SoftBank Drops 13% on OpenAI IPO Delay: The Exit Window Just Moved a Year
The headline says OpenAI is leaning toward delaying its IPO to 2027. The price action says something narrower: the most leveraged claim on that listing just repriced. SoftBank fell as much as 13% in Tokyo, the worst session since August 2024, while OpenAI’s own business did not change at all.
That gap between the news and the reaction is the entire story. This was never a fundamentals event. OpenAI filed a confidential S-1 on June 8, revenue is still growing, and the company told regulators it had not settled on timing. What moved was the calendar, and the calendar is the only thing SoftBank shareholders were actually long.
SoftBank’s stake in OpenAI is on track to reach roughly $65 billion by October, a position that had carried the stock to record highs and pushed the group’s market capitalization above Toyota’s last month. Every yen of that premium was an advance against a liquidity event the market had penciled in for the second half of 2026. Push the listing to 2027 and the windfall does not disappear; it simply stops being imminent. For a concentrated, leverage-heavy balance sheet in a high-rate environment, the distance between “soon” and “next year” is measured in carry cost, and carry cost is what the selloff priced.
The reason the report lands as a delay rather than a footnote is the tug-of-war inside the company. Altman has reportedly pushed advisers toward a $1 trillion valuation. CFO Sarah Friar has reportedly argued for waiting, with the company still burning cash against enormous infrastructure commitments while preparing for public reporting. Bankers, meanwhile, are looking at a fresh and unflattering comparison. SpaceX debuted strong and then gave most of it back, sliding from a $225 high to the $147 area in three sessions before stabilizing near its listing price. That is the live demonstration that a hot, AI-adjacent listing at scale cannot be assumed to hold its mark, and it is reportedly what made the board flinch.
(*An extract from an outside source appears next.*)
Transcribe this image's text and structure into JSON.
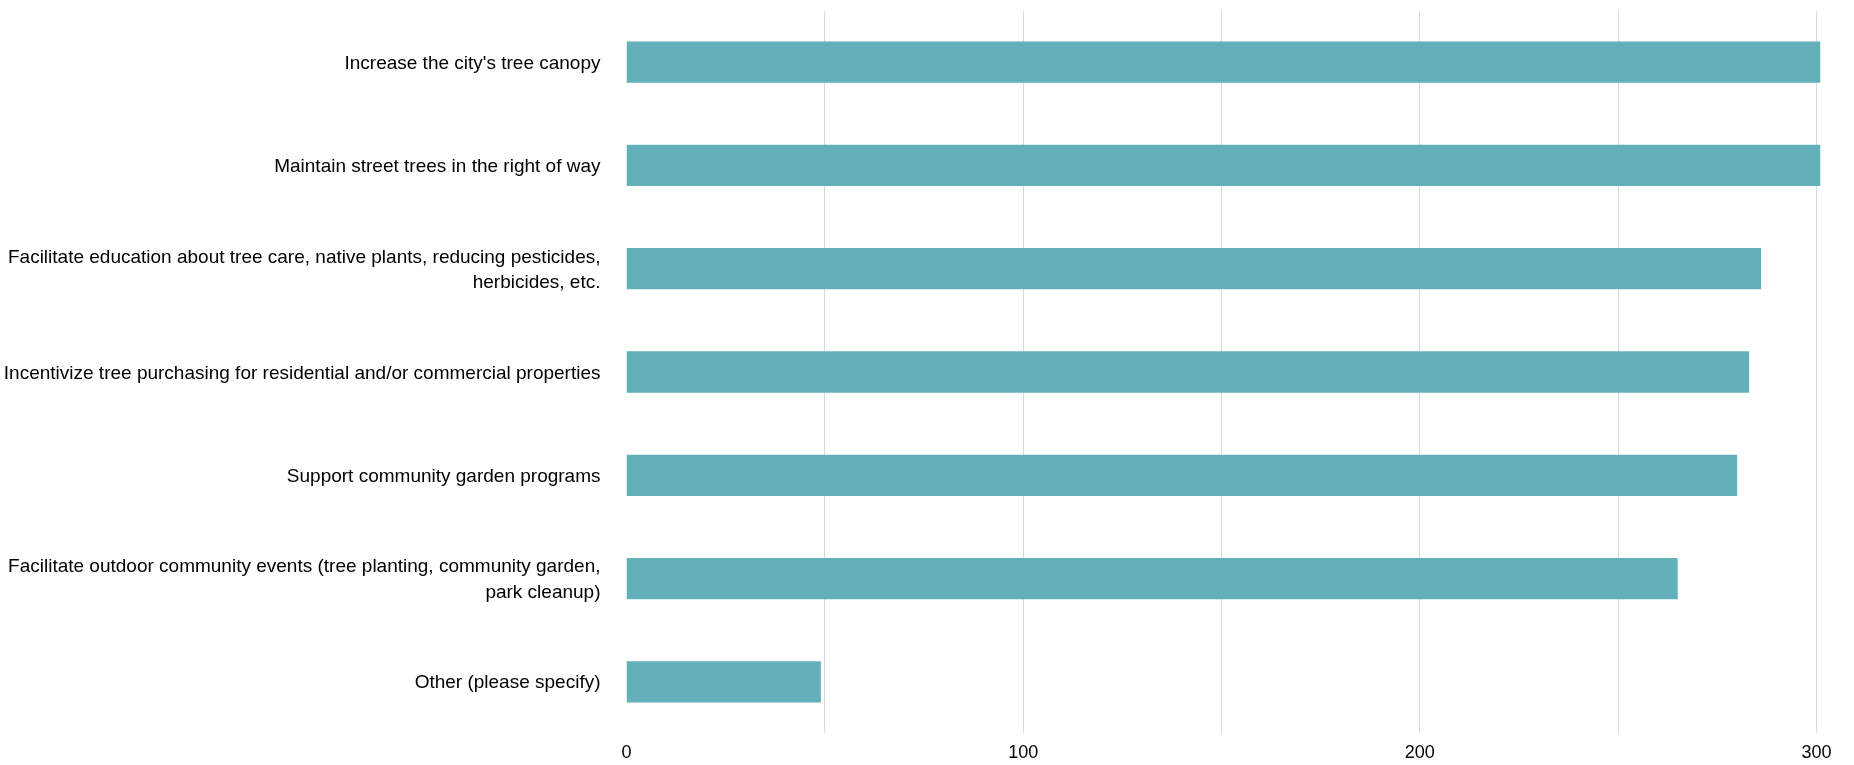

From there the signal travels. A postponed $1 trillion listing reads as a question about what investors will pay today for profits expected far out, and long-duration tech is precisely the cohort that derates when that confidence slips. Nvidia, Micron, Intel, Qualcomm, and Apple all traded lower premarket on the same theme. The macro frame offered no cover: May spending beat, but the Fed’s preferred inflation gauge accelerated, leaving the rate path unresolved. A timing headline met an already-nervous tape and found the names with the least slack.
None of this impairs the asset. It impairs the assumption. SoftBank shares were priced for an exit on a schedule, and the schedule was the soft part of the thesis all along. The variable to watch now is not OpenAI’s valuation but its calendar. Every week the IPO stays on the horizon rather than on the date sheet is another week a leveraged position underwrites someone else’s change of mind.